Something Old, Something New, Something Borrowed, Something Blue
I remember this song from when I was three years old. My parents had a joke that it was actually about our dog, Tiger, whom they sometimes called "Piece," short for "Piece of Shit." And he did, indeed, like to run through the city.
He looked something like this. Unlike these dogs, he was a mutt, but a mutt with a fair amount of terrier in him:
I've always loved the song.
My new things all seem to be from Netflix lately.
My mom wants to watch this 2020 Netflix production with me:
Were any of you there in Chicago for these events? I am curious what Aaron Sorkin and Netflix will make of them.
I am, of course, suspicious of all attempts to make historical fiction about America between 1929 and, well, the present. The powerful are currently engaged in debunking the idea of the so-called Golden Age of Capitalism. (The Golden Age of Capitalism falls roughly between 1932 and sometime in the early to mid-1970s, and consists of a few decades during which it was possible to believe that capitalism could be used as an economic basis for a working society). While it would be not only possible, but also helpful to debunk that Golden Age by saying that there were people to whom it did not apply, the owners of media corporations, the CIA, the Pentagon, and whatever other elites are in charge of deciding which stories will get told and which won't are not morally qualified to deal with that question. In other words, people who never gave a shit about race before ten years ago don't get to be the ones who tell us that what we had back then was bad because black people didn't get to share in it. (In fact, that argument is completely illogical anyway, but even if it represented the combined efforts of Rene Descartes, Einstein, and Mother Teresa, the current American elites would be morally unqualified to advocate for it.)
In a similar vein, people who never found a war they didn't support don't get to explain to us that one reason America did well back then is that World War II had eliminated the manufacturing bases of our strongest competitors. This piece of debunkery has two prongs: one, our comparatively good standard of living back then was actually a bad thing because it came from bombing people; two, that that standard of living didn't have anything to do with, you know, the New Deal, the Great Society, or anything Keynesian. We didn't get a better standard of living because of Keynesian economics, you silly sausage! It was just because of war. This argument is based on the fallacy that large amounts of government spending on war don't count as large amounts of government spending. Nowadays, due to globalization and the race to the bottom, it's true that large amounts of government spending on war are unlikely to help working people in the United States (or most other places), but that's because we don't have a manufacturing sector to speak of, and most of the places that do have one pay their workers crap.
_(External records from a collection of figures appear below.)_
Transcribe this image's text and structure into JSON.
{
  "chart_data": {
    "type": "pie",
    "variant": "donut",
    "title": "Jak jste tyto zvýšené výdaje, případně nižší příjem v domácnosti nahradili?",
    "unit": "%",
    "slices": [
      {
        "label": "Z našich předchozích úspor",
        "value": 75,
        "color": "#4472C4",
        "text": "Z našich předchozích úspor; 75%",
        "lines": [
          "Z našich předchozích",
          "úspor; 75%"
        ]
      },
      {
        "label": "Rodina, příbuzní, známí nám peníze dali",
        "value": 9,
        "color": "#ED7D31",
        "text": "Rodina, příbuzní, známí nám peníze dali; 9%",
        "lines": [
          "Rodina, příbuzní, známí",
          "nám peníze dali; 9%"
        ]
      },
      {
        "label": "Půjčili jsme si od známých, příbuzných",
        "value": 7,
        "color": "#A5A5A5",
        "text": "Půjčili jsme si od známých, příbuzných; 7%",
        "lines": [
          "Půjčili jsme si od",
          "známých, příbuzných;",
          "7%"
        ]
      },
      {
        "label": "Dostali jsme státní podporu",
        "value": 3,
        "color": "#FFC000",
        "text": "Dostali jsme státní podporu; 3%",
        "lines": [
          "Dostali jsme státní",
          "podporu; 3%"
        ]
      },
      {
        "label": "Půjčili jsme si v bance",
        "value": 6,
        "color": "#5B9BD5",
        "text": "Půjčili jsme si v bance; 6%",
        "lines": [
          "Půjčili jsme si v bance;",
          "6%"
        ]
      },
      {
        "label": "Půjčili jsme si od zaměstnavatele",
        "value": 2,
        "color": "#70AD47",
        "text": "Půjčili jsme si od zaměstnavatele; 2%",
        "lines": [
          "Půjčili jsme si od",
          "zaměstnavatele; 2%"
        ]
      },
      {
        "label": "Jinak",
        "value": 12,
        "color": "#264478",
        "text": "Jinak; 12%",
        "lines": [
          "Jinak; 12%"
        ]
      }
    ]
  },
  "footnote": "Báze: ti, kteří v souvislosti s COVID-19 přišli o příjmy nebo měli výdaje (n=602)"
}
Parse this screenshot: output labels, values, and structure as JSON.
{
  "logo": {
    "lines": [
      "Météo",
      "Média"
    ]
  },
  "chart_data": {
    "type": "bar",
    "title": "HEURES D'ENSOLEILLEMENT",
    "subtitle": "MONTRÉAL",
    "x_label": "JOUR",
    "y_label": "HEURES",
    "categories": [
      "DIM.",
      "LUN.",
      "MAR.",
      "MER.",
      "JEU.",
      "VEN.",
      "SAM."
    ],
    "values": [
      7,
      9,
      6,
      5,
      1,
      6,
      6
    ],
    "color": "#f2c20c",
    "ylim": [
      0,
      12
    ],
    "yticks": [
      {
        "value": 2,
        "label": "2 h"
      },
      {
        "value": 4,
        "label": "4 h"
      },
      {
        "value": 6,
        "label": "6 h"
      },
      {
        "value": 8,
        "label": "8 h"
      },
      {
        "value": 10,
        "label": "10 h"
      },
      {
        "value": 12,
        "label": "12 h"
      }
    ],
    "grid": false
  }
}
In fact, because the people engaged in the debunkery are oligarchs, it's not capitalism or war that they're trying to debunk; it's the standard of living enjoyed by many working people under capitalism during those times--and the policies and customs that both led to that standard of living, and emerged from it. Keynesian economics and its political corollaries must be buried deep, and, above all, we must never acknowledge that we've lost anything.
I'm especially suspicious of new historical fiction made about American culture between the years 1968 and 2001, because that period is, essentially, the scene of the crime. It's when the loss happened. It's when we went from being a flawed and, let's admit it, somewhat crappy republic to a full-blown fascist oligarchy. There's an argument to be made for Kennedy's assassination as the beginning of the transformation, or even for the rise of the Dulles brothers after the second World War. On the other end, you could make the argument that by 1994, it was all over but the shouting. But I am very cautious about stories made later than, say, 2009 about anything that happened between 1968 and 1980.
Of course, there are many worse people than Aaron Sorkin. Maybe the movie will be good.
I will report back.
Tori Amos is one of the greatest cover artists I've ever heard. I've got two covers from her to share today:
First, there's her cover of "I'm On Fire." Here's the original:
Here's Amos' spectacular remake. It's quiet, so turn up the volume...
I've always loved this song, both in its original version from Zeppelin II, and Page and Plant's own remake when they played together as Unledded. Here is the latter version:
I had no idea till today that Amos had also done a cover of this wonderful song:
It's a kind of frustrating experience to look for Maxfield Parrish images online. His gorgeous colors are half of why I want to look at them, and there is, shall we say, a very large variation in color in the various digital images. Some of them, like many of the renditions of "Daybreak," are truly awful. I picked "Aquamarine" for today because it seemed the truest to what I remember. Of course, I've never seen his works in person, only prints, so maybe it's *my* ideas that are way off!
I love his work, and I don't care that (as the secretary at the graduate English office told me) "It's a little too close to unicorns and rainbows." I'm trying to adopt, at my late age, a no-shame attitude towards art and music.
How are you all today?
I hope you all get to eat a wonderful meal with people you love--or at least like!--tomorrow.